The definition (noun) of an eclipse is “An obscuring of the light from one celestial body by the passage of another between it and the observer”.
I feel like my life was eclipsed this year. What started off as a desperate measure to get myself out of a bad work environment became a year of insights, trauma, discovery and truth. Our decision this year for me not to “work” was one of necessity and measure. It certainly wasn’t a flippant uneducated decision, it was exactly what I needed. I was given the gift of space, the space to actually take a moment and really uncover the layers. When do we ever take some time, REAL time for ourselves?

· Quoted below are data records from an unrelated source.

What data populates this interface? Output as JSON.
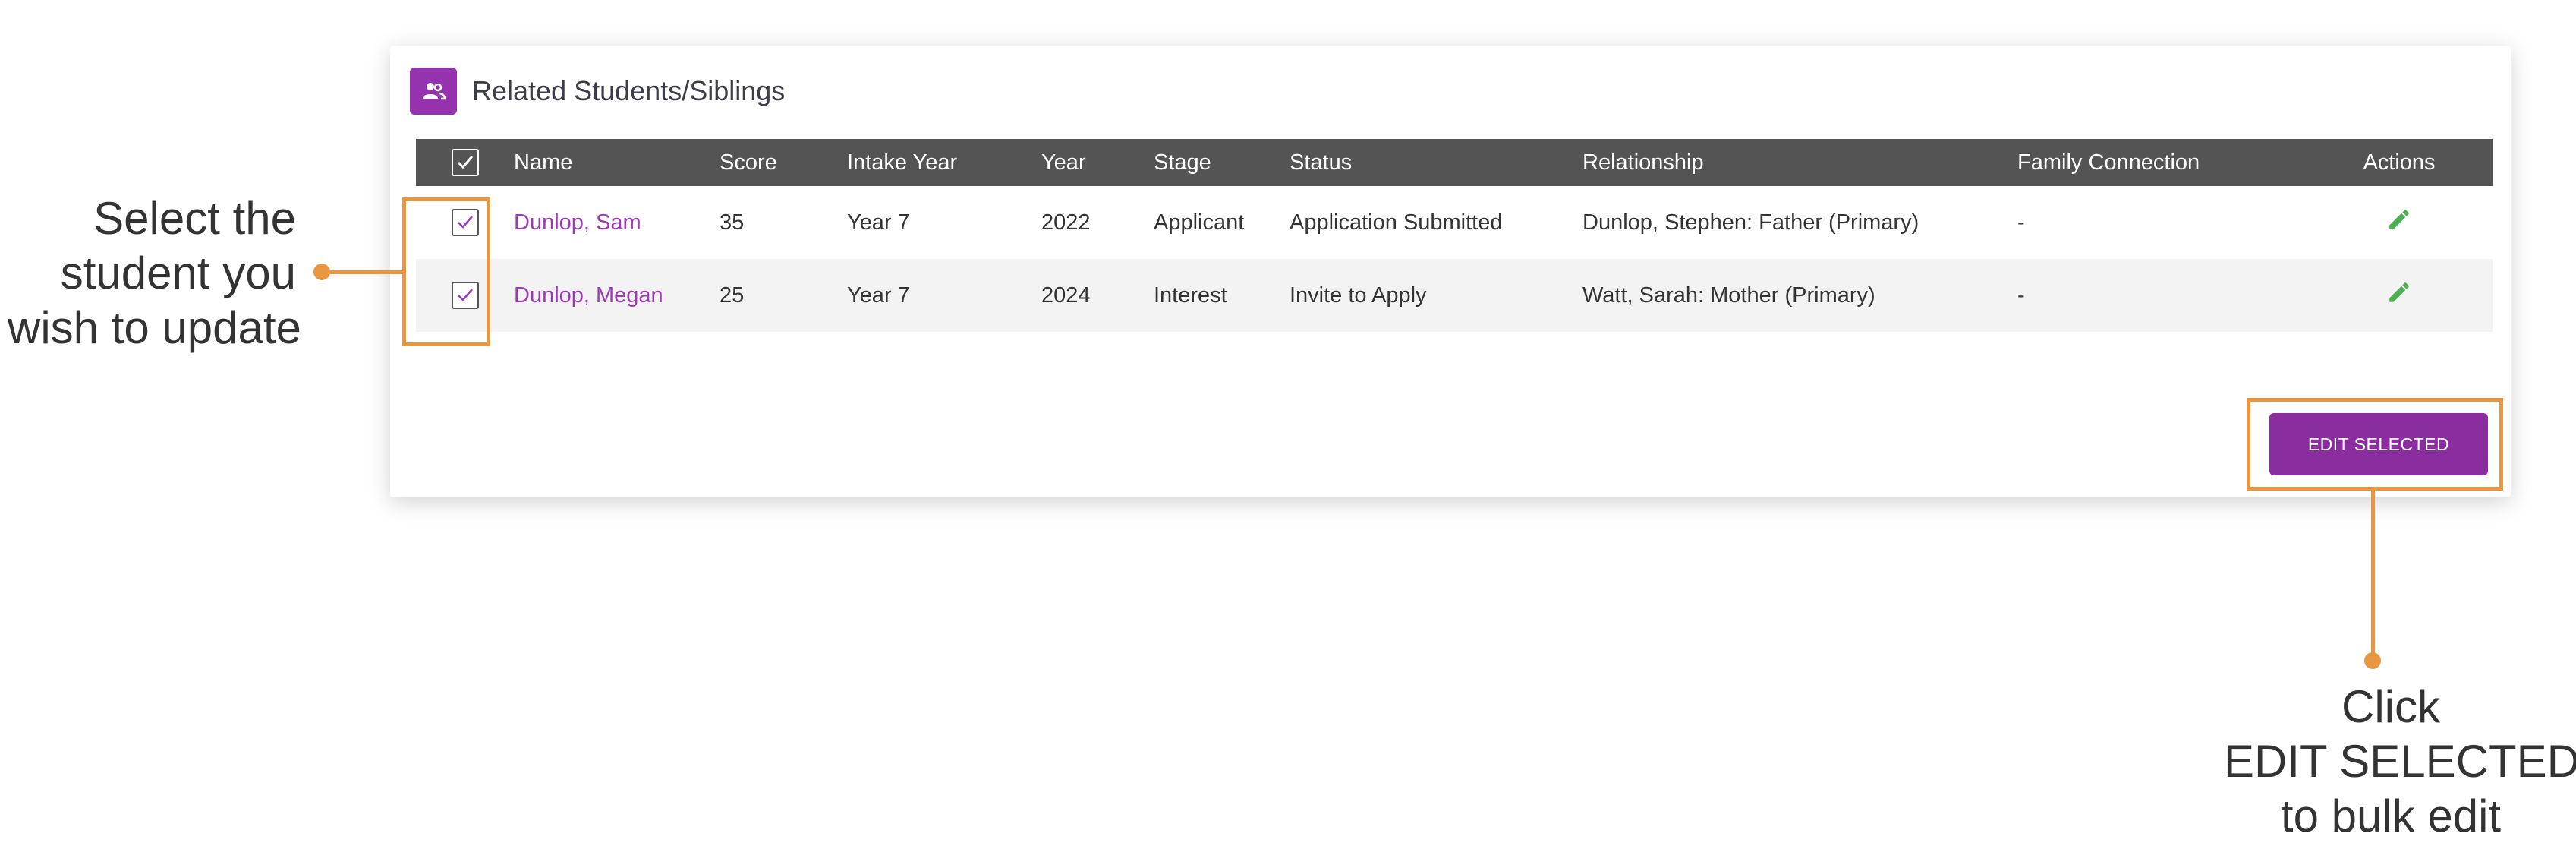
{
  "panel": {
    "title": "Related Students/Siblings",
    "icon": "people-icon"
  },
  "table": {
    "columns": [
      "Name",
      "Score",
      "Intake Year",
      "Year",
      "Stage",
      "Status",
      "Relationship",
      "Family Connection",
      "Actions"
    ],
    "rows": [
      {
        "name": "Dunlop, Sam",
        "score": "35",
        "intake_year": "Year 7",
        "year": "2022",
        "stage": "Applicant",
        "status": "Application Submitted",
        "relationship": "Dunlop, Stephen: Father (Primary)",
        "family_connection": "-",
        "checked": true
      },
      {
        "name": "Dunlop, Megan",
        "score": "25",
        "intake_year": "Year 7",
        "year": "2024",
        "stage": "Interest",
        "status": "Invite to Apply",
        "relationship": "Watt, Sarah: Mother (Primary)",
        "family_connection": "-",
        "checked": true
      }
    ]
  },
  "buttons": {
    "edit_selected": "EDIT SELECTED"
  },
  "annotations": {
    "left": [
      "Select the",
      "student you",
      "wish to update"
    ],
    "right": [
      "Click",
      "EDIT SELECTED",
      "to bulk edit"
    ]
  },
  "colors": {
    "accent": "#9433ad",
    "highlight": "#e8963f",
    "header_bg": "#545454",
    "edit_green": "#4caf50"
  }
}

This year actually turned out to be a discovery of what I DIDN’T WANT in my life. In every aspect possible. A decision to live off less was scary, however now with hindsight, we’ve had everything we needed and most importantly I had the space to learn more about myself and start to heal from years of suppressed feelings, memories and emotions.
Life sends us little warning signs, little nudges that we need a break, change, lobotomy…. For me I had a giant kick up the ass because I hadn’t listened to the earlier more subtle signs.
A friend of mine recently said that she would never have made the decision I did to leave work at this time in my life but that she could see that I was getting results that no one could get running the rat race. I respected her honesty and it really affirmed my decision. How can you expect to get different results when you don’t change anything!!??
I used to care so much about what people thought, now I care about me.
The light shines differently in my world now… I feel much better prepared for whatever may come and more importantly able to continue making my dreams come true.